The Role of L-type Voltage-Gated Calcium Channels Cav1.2 and Cav1.3 in Normal and Pathological Brain Function

Stefan M Berger et al. Cell Tissue Res.

Abstract

The use of specific activators and inhibitors that penetrate the central nervous system has suggested an essential functional role of L-type calcium channels (LTCC) in several important physiological processes of the brain, including the modulation of the mesoaccumbal dopamine signalling pathway, synaptic transmission of auditory stimuli and synaptic plasticity of neutral and aversive learning and memory processes. However, the lack of selectivity of available pharmacological agents towards the most prominent LTCC isoforms in the brain, namely Cav1.2 and Cav1.3, has hampered the elucidation of the precise contribution made by each specific channel isoform within these specific physiological processes. Modern genetic approaches, both in rodents and in human, have recently enhanced our understanding of the selective functional roles of Cav1.2 and Cav1.3 channels.
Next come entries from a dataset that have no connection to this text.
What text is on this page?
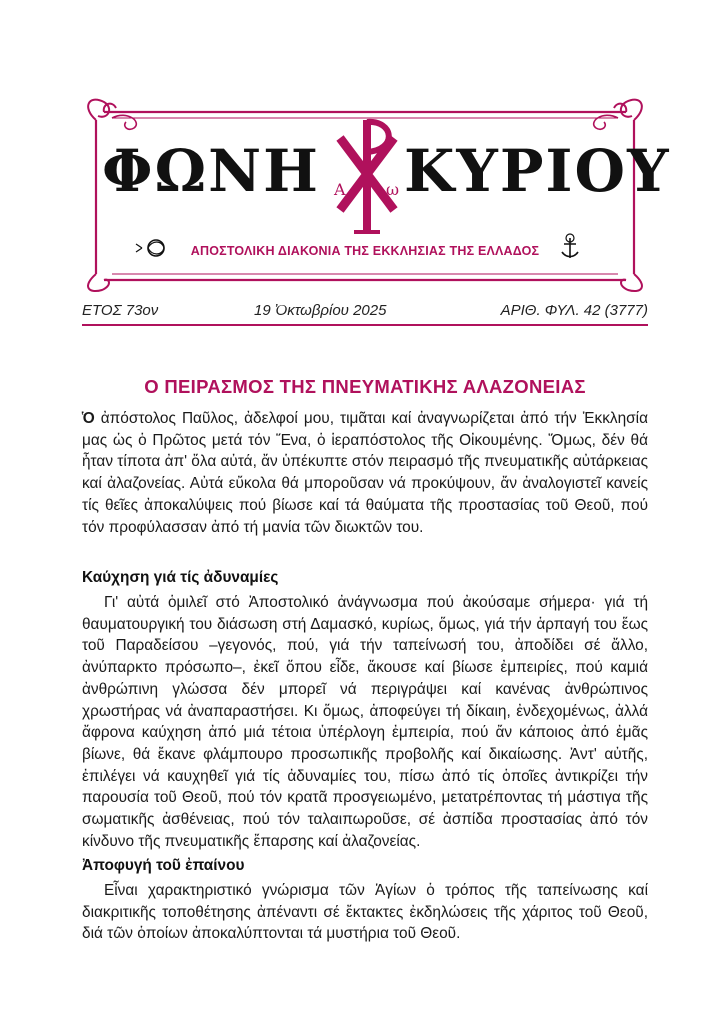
ΦΩΝΗ Α	ω ΚΥΡΙΟΥ
ΑΠΟΣΤΟΛΙΚΗ ΔΙΑΚΟΝΙΑ ΤΗΣ ΕΚΚΛΗΣΙΑΣ ΤΗΣ ΕΛΛΑΔΟΣ
ΕΤΟΣ 73ον	19 Ὀκτωβρίου 2025	ΑΡΙΘ. ΦΥΛ. 42 (3777)
Ο ΠΕΙΡΑΣΜΟΣ ΤΗΣ ΠΝΕΥΜΑΤΙΚΗΣ ΑΛΑΖΟΝΕΙΑΣ

Ὁ ἀπόστολος Παῦλος, ἀδελφοί μου, τιμᾶται καί ἀναγνωρίζεται ἀπό τήν Ἐκκλησία μας ὡς ὁ Πρῶτος μετά τόν Ἕνα, ὁ ἱεραπόστολος τῆς Οἰκουμένης. Ὅμως, δέν θά ἦταν τίποτα ἀπ' ὅλα αὐτά, ἄν ὑπέκυπτε στόν πειρασμό τῆς πνευματικῆς αὐτάρκειας καί ἀλαζονείας. Αὐτά εὔκολα θά μποροῦσαν νά προκύψουν, ἄν ἀναλογιστεῖ κανείς τίς θεῖες ἀποκαλύψεις πού βίωσε καί τά θαύματα τῆς προστασίας τοῦ Θεοῦ, πού τόν προφύλασσαν ἀπό τή μανία τῶν διωκτῶν του.

Καύχηση γιά τίς ἀδυναμίες

Γι' αὐτά ὁμιλεῖ στό Ἀποστολικό ἀνάγνωσμα πού ἀκούσαμε σήμερα· γιά τή θαυματουργική του διάσωση στή Δαμασκό, κυρίως, ὅμως, γιά τήν ἁρπαγή του ἕως τοῦ Παραδείσου –γεγονός, πού, γιά τήν ταπείνωσή του, ἀποδίδει σέ ἄλλο, ἀνύπαρκτο πρόσωπο–, ἐκεῖ ὅπου εἶδε, ἄκουσε καί βίωσε ἐμπειρίες, πού καμιά ἀνθρώπινη γλώσσα δέν μπορεῖ νά περιγράψει καί κανένας ἀνθρώπινος χρωστήρας νά ἀναπαραστήσει. Κι ὅμως, ἀποφεύγει τή δίκαιη, ἐνδεχομένως, ἀλλά ἄφρονα καύχηση ἀπό μιά τέτοια ὑπέρλογη ἐμπειρία, πού ἄν κάποιος ἀπό ἐμᾶς βίωνε, θά ἔκανε φλάμπουρο προσωπικῆς προβολῆς καί δικαίωσης. Ἀντ' αὐτῆς, ἐπιλέγει νά καυχηθεῖ γιά τίς ἀδυναμίες του, πίσω ἀπό τίς ὁποῖες ἀντικρίζει τήν παρουσία τοῦ Θεοῦ, πού τόν κρατᾶ προσγειωμένο, μετατρέποντας τή μάστιγα τῆς σωματικῆς ἀσθένειας, πού τόν ταλαιπωροῦσε, σέ ἀσπίδα προστασίας ἀπό τόν κίνδυνο τῆς πνευματικῆς ἔπαρσης καί ἀλαζονείας.

Ἀποφυγή τοῦ ἐπαίνου

Εἶναι χαρακτηριστικό γνώρισμα τῶν Ἁγίων ὁ τρόπος τῆς ταπείνωσης καί διακριτικῆς τοποθέτησης ἀπέναντι σέ ἔκτακτες ἐκδηλώσεις τῆς χάριτος τοῦ Θεοῦ, διά τῶν ὁποίων ἀποκαλύπτονται τά μυστήρια τοῦ Θεοῦ.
In rodents, the characterisation of global and conditional isoform-specific knockouts suggests a contribution of Cav1.2 channels in spatial memory formation, whereas Cav1.3 channels seem to be involved in the consolidation of fear memories and in neurodegenerative mechanisms associated with the development of Parkinson's disease. With regard to the molecular mechanisms underlying drug addiction, Cav1.3 channels are necessary for the development and Cav1.2 channels for the expression of cocaine and amphetamine behavioural sensitisation. In humans, both the identification of naturally occurring LTCC variants ("channelopathies") and unbiased genome-wide association studies have linked LTCCs to working memory performance in healthy individuals and schizophrenic patients. Individually, CACNA1C polymorphisms and CACNA1D variants have been linked to a variety of psychiatric diseases and to congenital deafness, respectively. However, the contribution of individual LTCCs and their polymorphisms to human brain function and diseases remains unclear, necessitating the use of isoform-specific pharmacological agents.